Ah, but how do we do this? How do we begin to change our mind, change the way we see our situation and let God be God? A nun named Sister Mary Paul once said, "We must learn a different...sense of time, one that depends more on small amounts than big ones." Dorothy Day, the Christian social activist, said that "by little and by little" we come to God. Focusing on the "small amounts" of time means living fully in the present... embracing the Now. When our focus is on the past, with all that we have done or not done...when our focus is on the future, with all that we must do or will never be able to do...then we have little room in the ever-shrinking space of our heart to allow God to be God. But...when we find moments, when we make moments, to bring the past with its regrets AND the future with its worries, and lay it all before God-with-us and say, I cannot do this alone, then we can begin to unclog our spiritual arteries, let our heart beat once more with life and vitality. When we make time to breathe out the stuff that takes life and breathe in the spirit that gives life, then we will begin to know the abundant life. I'm talking here, of course, about prayer.

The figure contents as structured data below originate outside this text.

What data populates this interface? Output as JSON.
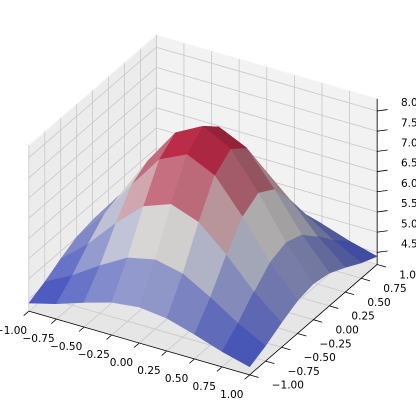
{
  "chart_data": {
    "type": "surface3d",
    "colormap": "coolwarm",
    "grid": true,
    "x": [
      -1,
      -0.75,
      -0.5,
      -0.25,
      0,
      0.25,
      0.5,
      0.75,
      1
    ],
    "y": [
      -1,
      -0.75,
      -0.5,
      -0.25,
      0,
      0.25,
      0.5,
      0.75,
      1
    ],
    "z": [
      [
        4.4,
        4.58,
        4.81,
        5.01,
        5.09,
        5.01,
        4.81,
        4.58,
        4.4
      ],
      [
        4.58,
        4.94,
        5.38,
        5.77,
        5.92,
        5.77,
        5.38,
        4.94,
        4.58
      ],
      [
        4.81,
        5.38,
        6.09,
        6.7,
        6.95,
        6.7,
        6.09,
        5.38,
        4.81
      ],
      [
        5.01,
        5.77,
        6.7,
        7.52,
        7.84,
        7.52,
        6.7,
        5.77,
        5.01
      ],
      [
        5.09,
        5.92,
        6.95,
        7.84,
        8.2,
        7.84,
        6.95,
        5.92,
        5.09
      ],
      [
        5.01,
        5.77,
        6.7,
        7.52,
        7.84,
        7.52,
        6.7,
        5.77,
        5.01
      ],
      [
        4.81,
        5.38,
        6.09,
        6.7,
        6.95,
        6.7,
        6.09,
        5.38,
        4.81
      ],
      [
        4.58,
        4.94,
        5.38,
        5.77,
        5.92,
        5.77,
        5.38,
        4.94,
        4.58
      ],
      [
        4.4,
        4.58,
        4.81,
        5.01,
        5.09,
        5.01,
        4.81,
        4.58,
        4.4
      ]
    ],
    "xlim": [
      -1,
      1
    ],
    "ylim": [
      -1,
      1
    ],
    "zlim": [
      4.2,
      8.3
    ],
    "xticks": [
      {
        "value": -1,
        "label": "−1.00"
      },
      {
        "value": -0.75,
        "label": "−0.75"
      },
      {
        "value": -0.5,
        "label": "−0.50"
      },
      {
        "value": -0.25,
        "label": "−0.25"
      },
      {
        "value": 0,
        "label": "0.00"
      },
      {
        "value": 0.25,
        "label": "0.25"
      },
      {
        "value": 0.5,
        "label": "0.50"
      },
      {
        "value": 0.75,
        "label": "0.75"
      },
      {
        "value": 1,
        "label": "1.00"
      }
    ],
    "yticks": [
      {
        "value": -1,
        "label": "−1.00"
      },
      {
        "value": -0.75,
        "label": "−0.75"
      },
      {
        "value": -0.5,
        "label": "−0.50"
      },
      {
        "value": -0.25,
        "label": "−0.25"
      },
      {
        "value": 0,
        "label": "0.00"
      },
      {
        "value": 0.25,
        "label": "0.25"
      },
      {
        "value": 0.5,
        "label": "0.50"
      },
      {
        "value": 0.75,
        "label": "0.75"
      },
      {
        "value": 1,
        "label": "1.00"
      }
    ],
    "zticks": [
      {
        "value": 4.5,
        "label": "4.5"
      },
      {
        "value": 5,
        "label": "5.0"
      },
      {
        "value": 5.5,
        "label": "5.5"
      },
      {
        "value": 6,
        "label": "6.0"
      },
      {
        "value": 6.5,
        "label": "6.5"
      },
      {
        "value": 7,
        "label": "7.0"
      },
      {
        "value": 7.5,
        "label": "7.5"
      },
      {
        "value": 8,
        "label": "8.0"
      }
    ]
  }
}
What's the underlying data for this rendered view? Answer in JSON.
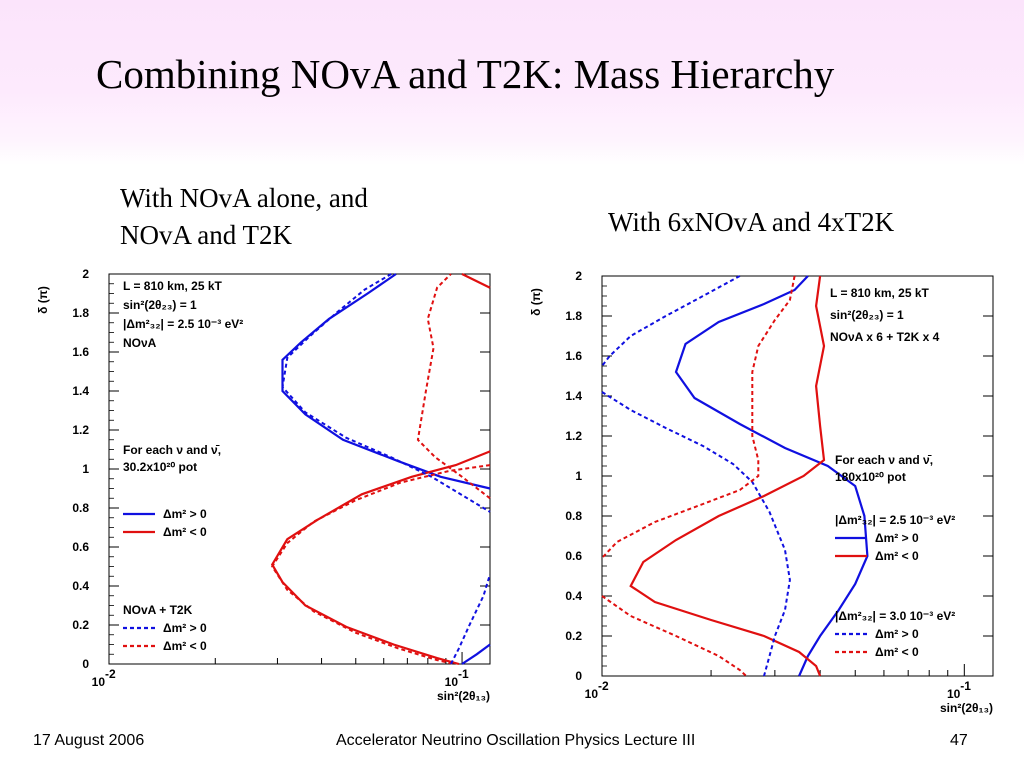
{
  "slide": {
    "title": "Combining NOvA and T2K:  Mass Hierarchy",
    "caption_left_line1": "With NOvA alone, and",
    "caption_left_line2": "NOvA and T2K",
    "caption_right": "With 6xNOvA and 4xT2K",
    "footer_date": "17 August 2006",
    "footer_center": "Accelerator Neutrino Oscillation Physics Lecture III",
    "footer_page": "47"
  },
  "colors": {
    "positive": "#1010e0",
    "negative": "#e01010",
    "banner": "#fbe4fb"
  },
  "chart_data": [
    {
      "type": "line",
      "xscale": "log",
      "xlim": [
        0.01,
        0.12
      ],
      "ylim": [
        0,
        2
      ],
      "ylabel": "δ (π)",
      "xlabel": "sin²(2θ₁₃)",
      "yticks": [
        "0",
        "0.2",
        "0.4",
        "0.6",
        "0.8",
        "1",
        "1.2",
        "1.4",
        "1.6",
        "1.8",
        "2"
      ],
      "xticks": [
        {
          "base": "10",
          "exp": "-2",
          "value": 0.01
        },
        {
          "base": "10",
          "exp": "-1",
          "value": 0.1
        }
      ],
      "info_lines": [
        "L = 810 km, 25 kT",
        "sin²(2θ₂₃) = 1",
        "|Δm²₃₂| = 2.5 10⁻³ eV²",
        "NOνA"
      ],
      "exposure_lines": [
        "For each ν and ν̄,",
        "30.2x10²⁰ pot"
      ],
      "legend_groups": [
        {
          "title": "",
          "entries": [
            {
              "label": "Δm² > 0",
              "style": "solid",
              "color": "#1010e0"
            },
            {
              "label": "Δm² < 0",
              "style": "solid",
              "color": "#e01010"
            }
          ]
        },
        {
          "title": "NOvA + T2K",
          "entries": [
            {
              "label": "Δm² > 0",
              "style": "dashed",
              "color": "#1010e0"
            },
            {
              "label": "Δm² < 0",
              "style": "dashed",
              "color": "#e01010"
            }
          ]
        }
      ],
      "series": [
        {
          "legend": "NOvA Δm²>0",
          "style": "solid",
          "color": "#1010e0",
          "points": [
            [
              0.065,
              2.0
            ],
            [
              0.054,
              1.9
            ],
            [
              0.042,
              1.77
            ],
            [
              0.035,
              1.65
            ],
            [
              0.031,
              1.56
            ],
            [
              0.031,
              1.4
            ],
            [
              0.036,
              1.28
            ],
            [
              0.046,
              1.15
            ],
            [
              0.066,
              1.04
            ],
            [
              0.087,
              0.96
            ],
            [
              0.12,
              0.9
            ]
          ]
        },
        {
          "legend": "NOvA Δm²<0",
          "style": "solid",
          "color": "#e01010",
          "points": [
            [
              0.12,
              1.09
            ],
            [
              0.096,
              1.02
            ],
            [
              0.072,
              0.96
            ],
            [
              0.052,
              0.87
            ],
            [
              0.039,
              0.74
            ],
            [
              0.032,
              0.64
            ],
            [
              0.029,
              0.51
            ],
            [
              0.031,
              0.42
            ],
            [
              0.036,
              0.3
            ],
            [
              0.047,
              0.19
            ],
            [
              0.064,
              0.1
            ],
            [
              0.085,
              0.03
            ],
            [
              0.098,
              0.0
            ]
          ]
        },
        {
          "legend": "NOvA+T2K Δm²>0",
          "style": "dashed",
          "color": "#1010e0",
          "points": [
            [
              0.063,
              2.0
            ],
            [
              0.053,
              1.92
            ],
            [
              0.044,
              1.8
            ],
            [
              0.037,
              1.68
            ],
            [
              0.032,
              1.57
            ],
            [
              0.031,
              1.42
            ],
            [
              0.036,
              1.29
            ],
            [
              0.047,
              1.16
            ],
            [
              0.063,
              1.06
            ],
            [
              0.082,
              0.96
            ],
            [
              0.12,
              0.78
            ]
          ]
        },
        {
          "legend": "NOvA+T2K Δm²<0",
          "style": "dashed",
          "color": "#e01010",
          "points": [
            [
              0.12,
              0.85
            ],
            [
              0.1,
              0.96
            ],
            [
              0.084,
              1.06
            ],
            [
              0.075,
              1.15
            ],
            [
              0.079,
              1.4
            ],
            [
              0.083,
              1.62
            ],
            [
              0.08,
              1.77
            ],
            [
              0.085,
              1.93
            ],
            [
              0.093,
              2.0
            ]
          ]
        },
        {
          "legend": "NOvA+T2K Δm²<0 (lower)",
          "style": "dashed",
          "color": "#e01010",
          "points": [
            [
              0.12,
              1.02
            ],
            [
              0.092,
              0.99
            ],
            [
              0.067,
              0.93
            ],
            [
              0.05,
              0.84
            ],
            [
              0.038,
              0.73
            ],
            [
              0.032,
              0.62
            ],
            [
              0.029,
              0.5
            ],
            [
              0.032,
              0.38
            ],
            [
              0.038,
              0.27
            ],
            [
              0.05,
              0.16
            ],
            [
              0.066,
              0.08
            ],
            [
              0.085,
              0.02
            ],
            [
              0.095,
              0.0
            ]
          ]
        },
        {
          "legend": "NOvA+T2K Δm²>0 (lower)",
          "style": "dashed",
          "color": "#1010e0",
          "points": [
            [
              0.093,
              0.0
            ],
            [
              0.098,
              0.08
            ],
            [
              0.105,
              0.2
            ],
            [
              0.115,
              0.35
            ],
            [
              0.12,
              0.46
            ]
          ]
        },
        {
          "legend": "NOvA Δm²>0 (lower)",
          "style": "solid",
          "color": "#1010e0",
          "points": [
            [
              0.1,
              0.0
            ],
            [
              0.11,
              0.05
            ],
            [
              0.12,
              0.1
            ]
          ]
        },
        {
          "legend": "NOvA Δm²<0 (top)",
          "style": "solid",
          "color": "#e01010",
          "points": [
            [
              0.1,
              2.0
            ],
            [
              0.12,
              1.93
            ]
          ]
        }
      ]
    },
    {
      "type": "line",
      "xscale": "log",
      "xlim": [
        0.01,
        0.12
      ],
      "ylim": [
        0,
        2
      ],
      "ylabel": "δ (π)",
      "xlabel": "sin²(2θ₁₃)",
      "yticks": [
        "0",
        "0.2",
        "0.4",
        "0.6",
        "0.8",
        "1",
        "1.2",
        "1.4",
        "1.6",
        "1.8",
        "2"
      ],
      "xticks": [
        {
          "base": "10",
          "exp": "-2",
          "value": 0.01
        },
        {
          "base": "10",
          "exp": "-1",
          "value": 0.1
        }
      ],
      "info_lines": [
        "L = 810 km, 25 kT",
        "sin²(2θ₂₃) = 1",
        "NOνA x 6 + T2K x 4"
      ],
      "exposure_lines": [
        "For each ν and ν̄,",
        "180x10²⁰ pot"
      ],
      "legend_groups": [
        {
          "title": "|Δm²₃₂| = 2.5 10⁻³ eV²",
          "entries": [
            {
              "label": "Δm² > 0",
              "style": "solid",
              "color": "#1010e0"
            },
            {
              "label": "Δm² < 0",
              "style": "solid",
              "color": "#e01010"
            }
          ]
        },
        {
          "title": "|Δm²₃₂| = 3.0 10⁻³ eV²",
          "entries": [
            {
              "label": "Δm² > 0",
              "style": "dashed",
              "color": "#1010e0"
            },
            {
              "label": "Δm² < 0",
              "style": "dashed",
              "color": "#e01010"
            }
          ]
        }
      ],
      "series": [
        {
          "legend": "2.5 Δm²>0",
          "style": "solid",
          "color": "#1010e0",
          "points": [
            [
              0.037,
              2.0
            ],
            [
              0.034,
              1.93
            ],
            [
              0.028,
              1.86
            ],
            [
              0.021,
              1.77
            ],
            [
              0.017,
              1.66
            ],
            [
              0.016,
              1.52
            ],
            [
              0.018,
              1.39
            ],
            [
              0.024,
              1.26
            ],
            [
              0.032,
              1.14
            ],
            [
              0.042,
              1.05
            ],
            [
              0.05,
              0.95
            ],
            [
              0.053,
              0.8
            ],
            [
              0.054,
              0.6
            ],
            [
              0.05,
              0.46
            ],
            [
              0.045,
              0.33
            ],
            [
              0.04,
              0.2
            ],
            [
              0.037,
              0.1
            ],
            [
              0.035,
              0.0
            ]
          ]
        },
        {
          "legend": "2.5 Δm²<0",
          "style": "solid",
          "color": "#e01010",
          "points": [
            [
              0.04,
              2.0
            ],
            [
              0.039,
              1.85
            ],
            [
              0.041,
              1.65
            ],
            [
              0.039,
              1.45
            ],
            [
              0.04,
              1.25
            ],
            [
              0.041,
              1.08
            ],
            [
              0.036,
              1.0
            ],
            [
              0.028,
              0.9
            ],
            [
              0.021,
              0.8
            ],
            [
              0.016,
              0.68
            ],
            [
              0.013,
              0.57
            ],
            [
              0.012,
              0.45
            ],
            [
              0.014,
              0.37
            ],
            [
              0.02,
              0.28
            ],
            [
              0.028,
              0.2
            ],
            [
              0.035,
              0.12
            ],
            [
              0.039,
              0.05
            ],
            [
              0.04,
              0.0
            ]
          ]
        },
        {
          "legend": "3.0 Δm²>0",
          "style": "dashed",
          "color": "#1010e0",
          "points": [
            [
              0.024,
              2.0
            ],
            [
              0.019,
              1.9
            ],
            [
              0.015,
              1.8
            ],
            [
              0.012,
              1.7
            ],
            [
              0.0105,
              1.6
            ],
            [
              0.01,
              1.55
            ]
          ]
        },
        {
          "legend": "3.0 Δm²>0 (lower)",
          "style": "dashed",
          "color": "#1010e0",
          "points": [
            [
              0.01,
              1.42
            ],
            [
              0.012,
              1.33
            ],
            [
              0.015,
              1.24
            ],
            [
              0.019,
              1.15
            ],
            [
              0.023,
              1.06
            ],
            [
              0.026,
              0.97
            ],
            [
              0.029,
              0.82
            ],
            [
              0.032,
              0.63
            ],
            [
              0.033,
              0.48
            ],
            [
              0.032,
              0.33
            ],
            [
              0.03,
              0.2
            ],
            [
              0.029,
              0.1
            ],
            [
              0.028,
              0.0
            ]
          ]
        },
        {
          "legend": "3.0 Δm²<0",
          "style": "dashed",
          "color": "#e01010",
          "points": [
            [
              0.034,
              2.0
            ],
            [
              0.033,
              1.88
            ],
            [
              0.03,
              1.78
            ],
            [
              0.027,
              1.65
            ],
            [
              0.026,
              1.52
            ],
            [
              0.026,
              1.38
            ],
            [
              0.026,
              1.2
            ],
            [
              0.027,
              1.08
            ],
            [
              0.027,
              1.0
            ],
            [
              0.024,
              0.93
            ],
            [
              0.019,
              0.86
            ],
            [
              0.014,
              0.77
            ],
            [
              0.011,
              0.67
            ],
            [
              0.01,
              0.59
            ]
          ]
        },
        {
          "legend": "3.0 Δm²<0 (lower)",
          "style": "dashed",
          "color": "#e01010",
          "points": [
            [
              0.01,
              0.4
            ],
            [
              0.012,
              0.3
            ],
            [
              0.016,
              0.2
            ],
            [
              0.021,
              0.1
            ],
            [
              0.024,
              0.03
            ],
            [
              0.025,
              0.0
            ]
          ]
        }
      ]
    }
  ]
}
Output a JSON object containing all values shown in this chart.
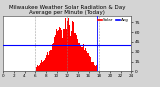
{
  "title": "Milwaukee Weather Solar Radiation & Day Average per Minute (Today)",
  "bg_color": "#d4d4d4",
  "plot_bg": "#ffffff",
  "bar_color": "#ff0000",
  "avg_line_color": "#0000ff",
  "vline_color": "#0000ff",
  "grid_color": "#888888",
  "legend_solar_color": "#ff0000",
  "legend_avg_color": "#0000ff",
  "num_bars": 1440,
  "peak_minute": 750,
  "peak_value": 78,
  "avg_value": 28,
  "current_minute": 1050,
  "ylim": [
    0,
    85
  ],
  "yticks": [
    0,
    15,
    30,
    45,
    60,
    75
  ],
  "ytick_labels": [
    "0",
    "15",
    "30",
    "45",
    "60",
    "75"
  ],
  "xlim": [
    0,
    1440
  ],
  "xticks": [
    0,
    120,
    240,
    360,
    480,
    600,
    720,
    840,
    960,
    1080,
    1200,
    1320,
    1440
  ],
  "xtick_labels": [
    "0",
    "2",
    "4",
    "6",
    "8",
    "10",
    "12",
    "14",
    "16",
    "18",
    "20",
    "22",
    "24"
  ],
  "grid_xticks": [
    360,
    720,
    1080
  ],
  "title_fontsize": 4.0,
  "tick_fontsize": 3.0,
  "ylabel_fontsize": 3.2,
  "legend_fontsize": 3.0
}
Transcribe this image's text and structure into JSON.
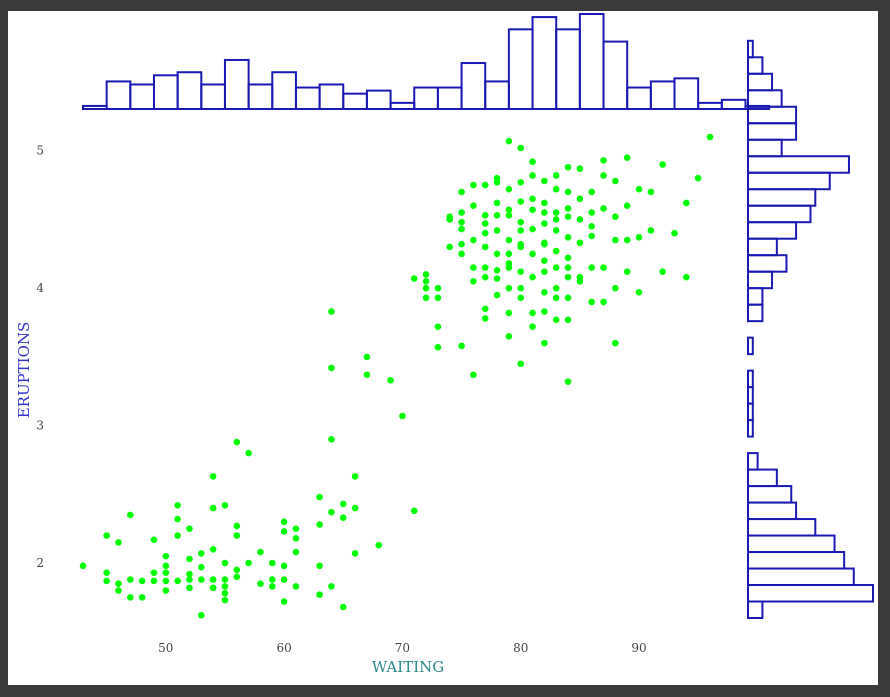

Returning to that opening chapter of Mark's Gospel, after reading of Jesus' hectic day of preaching, teaching, healing, and casting out demons, we find the following words: "In the morning, while it was still very dark, he got up and went out to a deserted place, and there he prayed." Several chapters later, after Jesus sends the four fishermen and their colleagues out for their initial apostolic mission and they return to tell him all that they had done, he says to them, "Come away to a deserted place all by yourselves and rest a while."
In the deserted place, in that intentional moment of prayer, the late Henri Nouwen once wrote, we can discover anew "not only that God exists but also that God is actively present in our lives." It doesn't mean having to go away on a long mountain retreat, though that can be wonderful. It means doing what Jesus did, making time, intentionally carving out time from our hectic pace and rediscovering God and ourselves as God's beloved. Thus we can live into a different time, the Now, and give thanks for the things right here before us, the gifts, the joys, yes even the challenges, for in the Now we know that we are not alone and we know that we are loved.
How easy to let our regrets and our worries create a wall around us, forcing us into a self-imposed solitary confinement. To follow Jesus is to commit ourselves to intentional time with the One who even now calls us by name. To repent, to change our mind, is to shake off the regret and worry that holds us hostage, and recognize that the God of the everlasting present, the God who is Creator, Redeemer, and Sustainer, is now and forever...truly...with us.
Let us pray. Give us grace, O Lord, to answer readily the call of our Savior Jesus Christ and proclaim to all people the Good News of his salvation, that we and the whole world may perceive the glory of his marvelous works; who lives and reigns with you and the Holy Spirit, one God, forever and ever. Amen.